After awaking this morning and seeing there were still no wrinkles or grays to be found, I received a cinnamon roll from Shirley for breakfast, candle and all! Then I made myself a Starbucks Pumpkin Spice VIA (courtesy of Tyler and Amy Liebelt).

I had a fairly relaxing day, even treating myself to Oreos with Peanut Butter (courtesy of Rachel Kuhn!).
Tonight, I was taken out to dinner with the missionaries, and had a little party after, with delicious cake and ice cream!

I end the day feeling extremely blessed and spoiled.

And this afternoon, I began to listen to a playlist from my iTunes titled, "October"-- a playlist I created two years ago. Birthdays tend to make one nostalgic... It's funny how much has changed, and how much hasn't.

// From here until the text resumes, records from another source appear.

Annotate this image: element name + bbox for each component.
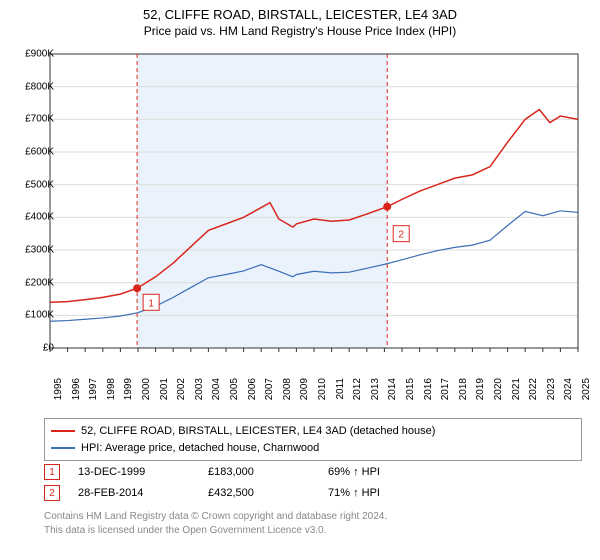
y-axis-label: £600K xyxy=(25,147,54,158)
x-axis-label: 1996 xyxy=(71,378,82,400)
x-axis-label: 2005 xyxy=(229,378,240,400)
x-axis-label: 2003 xyxy=(194,378,205,400)
legend-label: 52, CLIFFE ROAD, BIRSTALL, LEICESTER, LE… xyxy=(81,423,435,440)
x-axis-label: 2012 xyxy=(352,378,363,400)
x-axis-label: 2010 xyxy=(317,378,328,400)
y-axis-label: £800K xyxy=(25,81,54,92)
legend: 52, CLIFFE ROAD, BIRSTALL, LEICESTER, LE… xyxy=(44,418,582,461)
x-axis-label: 1997 xyxy=(88,378,99,400)
x-axis-label: 2019 xyxy=(475,378,486,400)
sale-pct: 69% ↑ HPI xyxy=(328,462,448,483)
y-axis-label: £400K xyxy=(25,212,54,223)
x-axis-label: 1995 xyxy=(53,378,64,400)
x-axis-label: 1998 xyxy=(106,378,117,400)
y-axis-label: £900K xyxy=(25,49,54,60)
legend-item-property: 52, CLIFFE ROAD, BIRSTALL, LEICESTER, LE… xyxy=(51,423,575,440)
footnote: Contains HM Land Registry data © Crown c… xyxy=(44,510,387,537)
x-axis-label: 2009 xyxy=(299,378,310,400)
x-axis-label: 2014 xyxy=(387,378,398,400)
svg-text:1: 1 xyxy=(148,298,154,309)
legend-item-hpi: HPI: Average price, detached house, Char… xyxy=(51,440,575,457)
x-axis-label: 1999 xyxy=(123,378,134,400)
line-chart: 12 xyxy=(44,50,584,380)
y-axis-label: £0 xyxy=(43,343,54,354)
sale-date: 28-FEB-2014 xyxy=(78,483,208,504)
x-axis-label: 2001 xyxy=(159,378,170,400)
legend-label: HPI: Average price, detached house, Char… xyxy=(81,440,319,457)
footnote-line: Contains HM Land Registry data © Crown c… xyxy=(44,510,387,524)
x-axis-label: 2000 xyxy=(141,378,152,400)
sale-price: £432,500 xyxy=(208,483,328,504)
x-axis-label: 2002 xyxy=(176,378,187,400)
svg-text:2: 2 xyxy=(398,230,404,241)
table-row: 1 13-DEC-1999 £183,000 69% ↑ HPI xyxy=(44,462,448,483)
y-axis-label: £700K xyxy=(25,114,54,125)
y-axis-label: £300K xyxy=(25,245,54,256)
chart-area: 12 xyxy=(44,50,584,380)
x-axis-label: 2007 xyxy=(264,378,275,400)
x-axis-label: 2006 xyxy=(247,378,258,400)
x-axis-label: 2004 xyxy=(211,378,222,400)
marker-badge: 1 xyxy=(44,464,60,480)
legend-swatch xyxy=(51,430,75,432)
table-row: 2 28-FEB-2014 £432,500 71% ↑ HPI xyxy=(44,483,448,504)
x-axis-label: 2017 xyxy=(440,378,451,400)
x-axis-label: 2018 xyxy=(458,378,469,400)
page-subtitle: Price paid vs. HM Land Registry's House … xyxy=(0,24,600,42)
legend-swatch xyxy=(51,447,75,449)
x-axis-label: 2022 xyxy=(528,378,539,400)
x-axis-label: 2023 xyxy=(546,378,557,400)
x-axis-label: 2011 xyxy=(335,378,346,400)
x-axis-label: 2021 xyxy=(511,378,522,400)
x-axis-label: 2020 xyxy=(493,378,504,400)
sale-price: £183,000 xyxy=(208,462,328,483)
sales-table: 1 13-DEC-1999 £183,000 69% ↑ HPI 2 28-FE… xyxy=(44,462,448,504)
x-axis-label: 2016 xyxy=(423,378,434,400)
sale-pct: 71% ↑ HPI xyxy=(328,483,448,504)
y-axis-label: £200K xyxy=(25,277,54,288)
x-axis-label: 2025 xyxy=(581,378,592,400)
page-title: 52, CLIFFE ROAD, BIRSTALL, LEICESTER, LE… xyxy=(0,0,600,24)
x-axis-label: 2024 xyxy=(563,378,574,400)
x-axis-label: 2015 xyxy=(405,378,416,400)
y-axis-label: £500K xyxy=(25,179,54,190)
x-axis-label: 2008 xyxy=(282,378,293,400)
x-axis-label: 2013 xyxy=(370,378,381,400)
footnote-line: This data is licensed under the Open Gov… xyxy=(44,524,387,538)
y-axis-label: £100K xyxy=(25,310,54,321)
marker-badge: 2 xyxy=(44,485,60,501)
sale-date: 13-DEC-1999 xyxy=(78,462,208,483)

Because the first song of the playlist is Audrey Assad's, "Restless."


"And I'm restless, I'm restless until I rest in you, 'til I rest in you. 
Still my heart, hold me close 
Let me hear, a still small voice 
Let it grow, let it riseInto a shout, into a cry. 
And I'm restless, I'm restless until I rest in you, 'til I rest in you 
I wanna rest in you oh God."

And on this day I celebrate twenty-three years on this precious earth, that is how I feel.

"If our deepest desires cannot be satisfied in this world, then we must be made for another."

I know that the deepest desires of my heart are only truly satisfied in Kingdom Come. I am yearning for a Savior, longing for the day when all things are made new. When we finally reach the peak of what it means to know God, and exist in His presence.

I hope to have many more happy birthdays in this earth, but all the best moments of this life are only a shadow of what is to come. And I want to keep that in perspective as I really do develop wrinkles someday, and see so much more change in this life. I am restless until I rest with the Liberating King.

But thank you for helping make this birthday special.